Still a million wild acres: unlocking environmental archives in the Pilliga Forest
thesisposted on 2022-03-28, 22:04 authored by Shaun Anthony Grumley
Land use and management in Australia can be broadly categorised into two distinct periods; pre- and post-European settlement in 1788. The Pilliga Forest is the largest remnant woodland in western NSW. It has been proposed that a shift in management regime in the post-European period caused a trophic cascade and instability in the landscape. However, these scenarios have been subjected to minimal scientific investigation. Three continuous cores were taken from three ephemeral wetlands, part of a declared ‘Endangered Ecological Community’ in the Pilliga National Park.
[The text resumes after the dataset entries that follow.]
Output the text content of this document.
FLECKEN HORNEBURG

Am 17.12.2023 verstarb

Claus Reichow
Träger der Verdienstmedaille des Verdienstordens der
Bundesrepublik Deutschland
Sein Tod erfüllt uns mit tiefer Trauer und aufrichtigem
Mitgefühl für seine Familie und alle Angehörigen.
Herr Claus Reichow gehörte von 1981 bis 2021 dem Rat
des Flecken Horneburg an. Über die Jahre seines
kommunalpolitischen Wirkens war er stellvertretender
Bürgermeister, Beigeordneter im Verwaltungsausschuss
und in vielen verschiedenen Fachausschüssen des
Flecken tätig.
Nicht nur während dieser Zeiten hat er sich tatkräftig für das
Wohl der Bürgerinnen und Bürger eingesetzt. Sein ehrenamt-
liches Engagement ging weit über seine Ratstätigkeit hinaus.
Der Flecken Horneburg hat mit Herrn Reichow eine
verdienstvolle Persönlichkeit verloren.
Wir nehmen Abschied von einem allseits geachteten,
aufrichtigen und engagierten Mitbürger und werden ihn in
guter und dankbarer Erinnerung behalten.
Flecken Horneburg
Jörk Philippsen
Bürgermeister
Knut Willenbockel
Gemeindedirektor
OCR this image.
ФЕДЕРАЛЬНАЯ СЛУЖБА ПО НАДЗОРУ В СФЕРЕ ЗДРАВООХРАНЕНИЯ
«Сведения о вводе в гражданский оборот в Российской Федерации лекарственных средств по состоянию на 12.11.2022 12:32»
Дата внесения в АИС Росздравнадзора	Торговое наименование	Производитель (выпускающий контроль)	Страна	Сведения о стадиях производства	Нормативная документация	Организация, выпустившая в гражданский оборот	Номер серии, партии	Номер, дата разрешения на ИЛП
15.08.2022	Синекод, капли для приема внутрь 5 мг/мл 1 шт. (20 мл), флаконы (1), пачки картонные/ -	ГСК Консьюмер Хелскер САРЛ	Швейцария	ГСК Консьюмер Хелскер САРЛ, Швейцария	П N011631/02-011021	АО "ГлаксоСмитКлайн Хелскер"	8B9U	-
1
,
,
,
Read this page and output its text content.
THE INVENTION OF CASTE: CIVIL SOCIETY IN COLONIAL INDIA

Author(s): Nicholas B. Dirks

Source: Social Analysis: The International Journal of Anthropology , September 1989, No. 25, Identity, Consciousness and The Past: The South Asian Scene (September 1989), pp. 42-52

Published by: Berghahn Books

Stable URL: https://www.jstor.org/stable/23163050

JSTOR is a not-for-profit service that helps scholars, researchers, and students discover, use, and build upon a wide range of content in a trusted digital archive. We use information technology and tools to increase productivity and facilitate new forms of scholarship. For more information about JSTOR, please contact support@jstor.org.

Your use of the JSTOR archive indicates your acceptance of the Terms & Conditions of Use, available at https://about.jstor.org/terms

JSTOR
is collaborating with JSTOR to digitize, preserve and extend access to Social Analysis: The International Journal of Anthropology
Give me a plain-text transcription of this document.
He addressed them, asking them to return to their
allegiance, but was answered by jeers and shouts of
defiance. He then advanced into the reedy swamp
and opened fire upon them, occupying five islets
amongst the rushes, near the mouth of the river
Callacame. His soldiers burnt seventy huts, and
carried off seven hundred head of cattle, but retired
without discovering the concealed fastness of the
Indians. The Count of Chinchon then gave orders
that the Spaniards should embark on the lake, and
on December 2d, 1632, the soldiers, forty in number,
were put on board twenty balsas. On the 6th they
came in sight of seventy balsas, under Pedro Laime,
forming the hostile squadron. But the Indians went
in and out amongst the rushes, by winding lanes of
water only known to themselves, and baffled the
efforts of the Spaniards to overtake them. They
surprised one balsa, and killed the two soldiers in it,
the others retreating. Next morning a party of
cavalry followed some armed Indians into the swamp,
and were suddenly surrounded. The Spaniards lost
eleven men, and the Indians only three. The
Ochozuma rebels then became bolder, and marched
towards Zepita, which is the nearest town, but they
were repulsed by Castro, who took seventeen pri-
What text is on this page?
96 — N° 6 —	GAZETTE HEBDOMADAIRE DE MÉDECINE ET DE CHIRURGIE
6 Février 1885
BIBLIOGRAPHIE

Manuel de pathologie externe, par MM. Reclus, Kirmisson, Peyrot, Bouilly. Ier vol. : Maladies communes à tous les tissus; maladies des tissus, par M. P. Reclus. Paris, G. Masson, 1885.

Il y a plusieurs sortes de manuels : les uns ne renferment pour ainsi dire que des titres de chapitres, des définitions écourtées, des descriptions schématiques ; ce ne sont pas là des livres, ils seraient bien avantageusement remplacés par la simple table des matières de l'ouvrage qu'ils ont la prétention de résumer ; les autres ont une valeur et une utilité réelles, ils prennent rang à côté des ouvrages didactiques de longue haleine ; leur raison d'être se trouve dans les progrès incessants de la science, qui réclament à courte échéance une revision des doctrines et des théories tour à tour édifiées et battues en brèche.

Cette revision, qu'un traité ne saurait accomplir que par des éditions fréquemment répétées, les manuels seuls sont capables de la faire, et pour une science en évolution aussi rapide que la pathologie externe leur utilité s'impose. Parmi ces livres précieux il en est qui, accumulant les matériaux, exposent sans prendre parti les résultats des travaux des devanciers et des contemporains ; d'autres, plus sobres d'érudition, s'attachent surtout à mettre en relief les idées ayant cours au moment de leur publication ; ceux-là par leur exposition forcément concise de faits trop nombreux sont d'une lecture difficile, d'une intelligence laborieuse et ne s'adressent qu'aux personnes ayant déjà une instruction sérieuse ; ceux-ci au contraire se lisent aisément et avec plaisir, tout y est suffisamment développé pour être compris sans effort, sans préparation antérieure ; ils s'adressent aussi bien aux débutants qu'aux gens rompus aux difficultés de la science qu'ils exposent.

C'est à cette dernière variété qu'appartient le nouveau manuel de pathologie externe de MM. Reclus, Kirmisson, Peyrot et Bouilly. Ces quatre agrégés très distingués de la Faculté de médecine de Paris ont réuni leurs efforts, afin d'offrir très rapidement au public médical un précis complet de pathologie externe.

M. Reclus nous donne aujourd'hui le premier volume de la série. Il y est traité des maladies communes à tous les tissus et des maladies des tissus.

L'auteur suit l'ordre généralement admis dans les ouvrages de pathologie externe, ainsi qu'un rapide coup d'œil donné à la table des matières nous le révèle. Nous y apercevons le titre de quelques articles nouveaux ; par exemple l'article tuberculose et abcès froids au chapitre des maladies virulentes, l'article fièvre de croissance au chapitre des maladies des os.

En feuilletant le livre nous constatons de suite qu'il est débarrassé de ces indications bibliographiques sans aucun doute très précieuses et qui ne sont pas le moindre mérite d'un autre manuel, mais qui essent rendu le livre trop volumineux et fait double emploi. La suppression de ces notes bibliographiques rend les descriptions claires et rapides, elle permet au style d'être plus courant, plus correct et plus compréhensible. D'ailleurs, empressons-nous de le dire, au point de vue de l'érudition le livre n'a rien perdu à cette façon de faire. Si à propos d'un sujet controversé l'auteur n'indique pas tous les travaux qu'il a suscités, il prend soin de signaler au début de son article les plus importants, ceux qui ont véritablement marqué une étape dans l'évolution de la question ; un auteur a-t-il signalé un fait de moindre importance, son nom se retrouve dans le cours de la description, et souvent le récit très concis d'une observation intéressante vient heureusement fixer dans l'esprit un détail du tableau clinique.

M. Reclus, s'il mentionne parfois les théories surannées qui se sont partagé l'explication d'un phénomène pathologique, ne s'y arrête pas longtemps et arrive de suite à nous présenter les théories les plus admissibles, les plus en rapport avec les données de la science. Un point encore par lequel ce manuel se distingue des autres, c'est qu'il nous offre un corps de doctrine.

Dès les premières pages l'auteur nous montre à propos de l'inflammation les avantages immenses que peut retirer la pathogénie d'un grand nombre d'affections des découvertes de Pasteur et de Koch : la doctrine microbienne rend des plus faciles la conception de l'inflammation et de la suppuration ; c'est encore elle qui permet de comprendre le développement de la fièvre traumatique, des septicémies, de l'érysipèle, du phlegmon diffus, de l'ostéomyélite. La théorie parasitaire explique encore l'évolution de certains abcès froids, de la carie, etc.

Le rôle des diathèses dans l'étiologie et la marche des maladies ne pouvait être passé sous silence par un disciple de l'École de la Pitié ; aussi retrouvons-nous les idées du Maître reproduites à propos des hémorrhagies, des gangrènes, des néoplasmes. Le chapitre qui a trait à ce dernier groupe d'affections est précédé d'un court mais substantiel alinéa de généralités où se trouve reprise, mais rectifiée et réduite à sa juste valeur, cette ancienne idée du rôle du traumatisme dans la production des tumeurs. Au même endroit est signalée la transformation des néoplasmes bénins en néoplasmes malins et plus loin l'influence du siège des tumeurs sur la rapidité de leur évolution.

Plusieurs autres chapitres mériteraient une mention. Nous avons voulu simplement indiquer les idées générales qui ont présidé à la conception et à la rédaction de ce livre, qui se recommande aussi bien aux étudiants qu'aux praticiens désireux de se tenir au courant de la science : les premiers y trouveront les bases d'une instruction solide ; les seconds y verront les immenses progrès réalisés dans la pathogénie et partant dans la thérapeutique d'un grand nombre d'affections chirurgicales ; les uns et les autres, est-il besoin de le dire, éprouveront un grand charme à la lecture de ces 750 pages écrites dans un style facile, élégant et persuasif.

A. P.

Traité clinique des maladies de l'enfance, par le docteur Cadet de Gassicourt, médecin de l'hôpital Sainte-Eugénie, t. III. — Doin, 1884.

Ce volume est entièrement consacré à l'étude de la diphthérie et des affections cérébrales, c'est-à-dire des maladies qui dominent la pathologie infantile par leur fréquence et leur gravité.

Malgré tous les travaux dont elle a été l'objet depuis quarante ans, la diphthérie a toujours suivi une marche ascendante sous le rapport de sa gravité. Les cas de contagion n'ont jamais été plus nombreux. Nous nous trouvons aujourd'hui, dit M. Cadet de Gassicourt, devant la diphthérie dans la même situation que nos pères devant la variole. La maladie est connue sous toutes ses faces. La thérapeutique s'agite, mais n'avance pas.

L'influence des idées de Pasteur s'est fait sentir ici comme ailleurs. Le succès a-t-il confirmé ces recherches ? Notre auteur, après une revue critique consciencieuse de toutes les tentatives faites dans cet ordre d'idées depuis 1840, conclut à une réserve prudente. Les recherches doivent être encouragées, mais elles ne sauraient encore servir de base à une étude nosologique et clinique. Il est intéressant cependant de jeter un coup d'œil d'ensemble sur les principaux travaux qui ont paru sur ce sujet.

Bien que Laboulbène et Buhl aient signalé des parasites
Through the application of a multi-proxy approach that incorporates surveying catchment and wetland topography, limnology, sedimentology, geochronology and geochemistry, this project found that sedimentation rates have increased over one order of magnitude in the European period in Old Boo wetland. The wetland was formed ca. 15,000 years ago, as an ephemeral shallow water body and has progressively become wetter and home to a more complex aquatic community. Threats to the wetland appear to be accelerated sedimentation from forestry service tracks, rather than drying or water quality. Management plans should therefore aim at minimising sediment inputs. These findings give partial support to Rolls’ model but do not point to catastrophic change as claimed.